Бенедикт нахмурился.
– Встань, дочь моя.
Пилигрим поднял княжну, усадил на лавку подле себя, огладил русые волосы полячки, чуть приобнял сотрясающиеся в беззвучных рыданиях плечи. Успокоил…
– Теперь говори, что гнетет тебя?
– Камень, отец Бенедикт. Тяжкий камень на душе лежит. И супругу милому о том сказать боязно.
– Прелюбодеяние?
Она отшатнулась.
– Как можно? Вацлава своего я люблю всем сердцем. И никто более… – Аделаида запнулась, вспомнив Фридриха фон Берберга.

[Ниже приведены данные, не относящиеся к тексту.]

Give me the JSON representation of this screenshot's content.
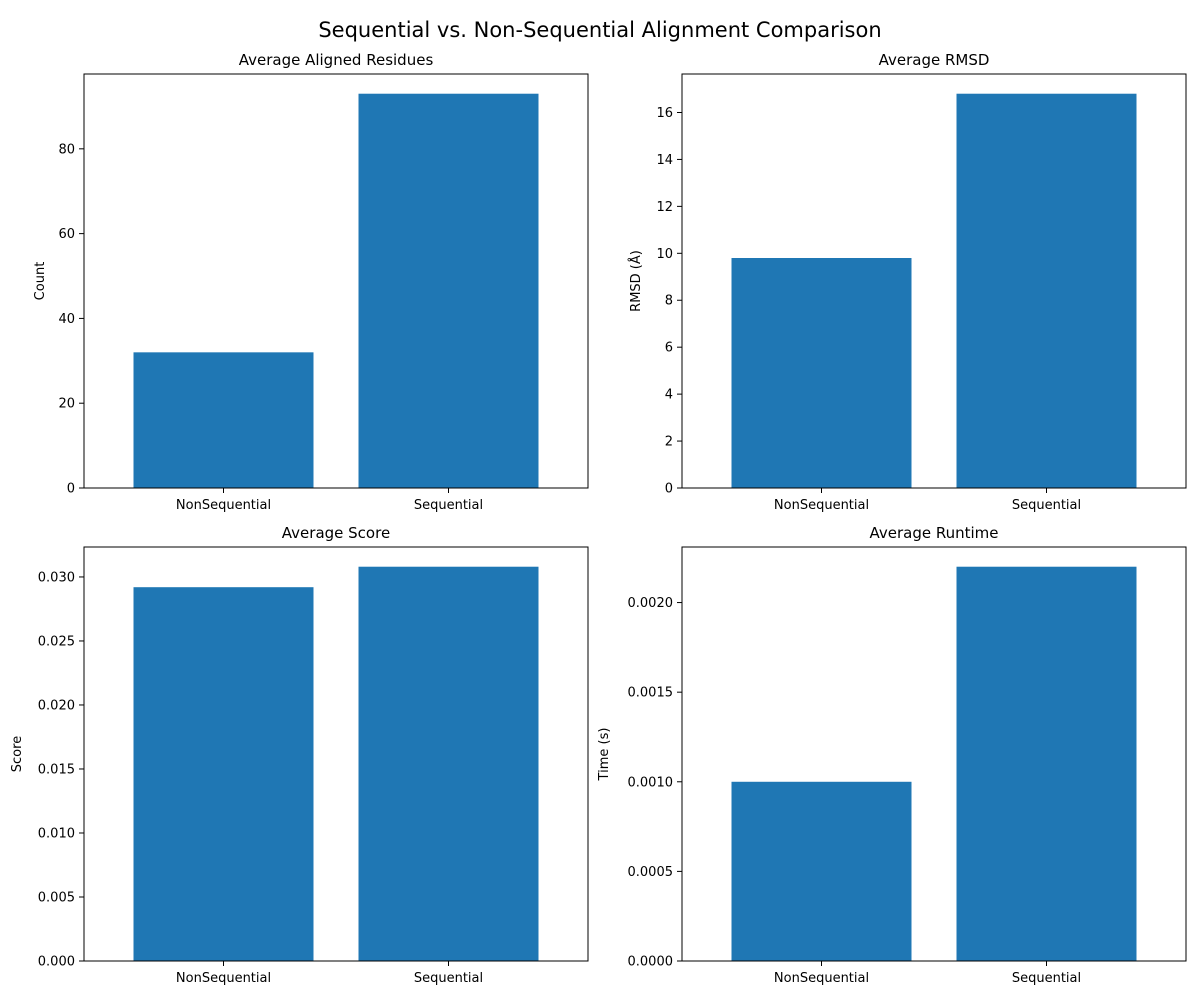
{
  "figure": {
    "title": "Sequential vs. Non-Sequential Alignment Comparison",
    "bar_color": "#1f77b4"
  },
  "chart_data": [
    {
      "type": "bar",
      "title": "Average Aligned Residues",
      "xlabel": "",
      "ylabel": "Count",
      "categories": [
        "NonSequential",
        "Sequential"
      ],
      "values": [
        32.0,
        93.0
      ],
      "ylim": [
        0,
        97.65
      ],
      "yticks": [
        0,
        20,
        40,
        60,
        80
      ],
      "ytick_labels": [
        "0",
        "20",
        "40",
        "60",
        "80"
      ],
      "grid": false,
      "legend": "none"
    },
    {
      "type": "bar",
      "title": "Average RMSD",
      "xlabel": "",
      "ylabel": "RMSD (Å)",
      "categories": [
        "NonSequential",
        "Sequential"
      ],
      "values": [
        9.8,
        16.8
      ],
      "ylim": [
        0,
        17.64
      ],
      "yticks": [
        0,
        2,
        4,
        6,
        8,
        10,
        12,
        14,
        16
      ],
      "ytick_labels": [
        "0",
        "2",
        "4",
        "6",
        "8",
        "10",
        "12",
        "14",
        "16"
      ],
      "grid": false,
      "legend": "none"
    },
    {
      "type": "bar",
      "title": "Average Score",
      "xlabel": "",
      "ylabel": "Score",
      "categories": [
        "NonSequential",
        "Sequential"
      ],
      "values": [
        0.0292,
        0.0308
      ],
      "ylim": [
        0,
        0.03234
      ],
      "yticks": [
        0,
        0.005,
        0.01,
        0.015,
        0.02,
        0.025,
        0.03
      ],
      "ytick_labels": [
        "0.000",
        "0.005",
        "0.010",
        "0.015",
        "0.020",
        "0.025",
        "0.030"
      ],
      "grid": false,
      "legend": "none"
    },
    {
      "type": "bar",
      "title": "Average Runtime",
      "xlabel": "",
      "ylabel": "Time (s)",
      "categories": [
        "NonSequential",
        "Sequential"
      ],
      "values": [
        0.001,
        0.0022
      ],
      "ylim": [
        0,
        0.00231
      ],
      "yticks": [
        0,
        0.0005,
        0.001,
        0.0015,
        0.002
      ],
      "ytick_labels": [
        "0.0000",
        "0.0005",
        "0.0010",
        "0.0015",
        "0.0020"
      ],
      "grid": false,
      "legend": "none"
    }
  ]
}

Покраснела густо. Добавила:
– Теперь мне более никто не нужен. А горько мне от бессилия собственного чрева. Бесплодна я, святой отец. Не могу подарить мужу ни сына-наследника, ни дочь. Пока Вацлав вопросов не задает – мужчины о таких вещах задумываются не сразу. Ну, а как дознается он, что тогда будет? Бросит ведь меня Вацлав. Кому немощная жена нужна?
Монах молчал, размышляя. В холодных серых глазах паломника отражался испуганный взгляд дочери Лешко Белого и блеск невысказанной мысли.
– У Болеслава с Кунигундой тоже нет и не будет детей, – заметил странник. – И они не ропщут. Твой брат и его жена дали обет целомудрия. Они сознательно не предаются плотским утехам, дни и ночи проводя в душеспасительных молитвах.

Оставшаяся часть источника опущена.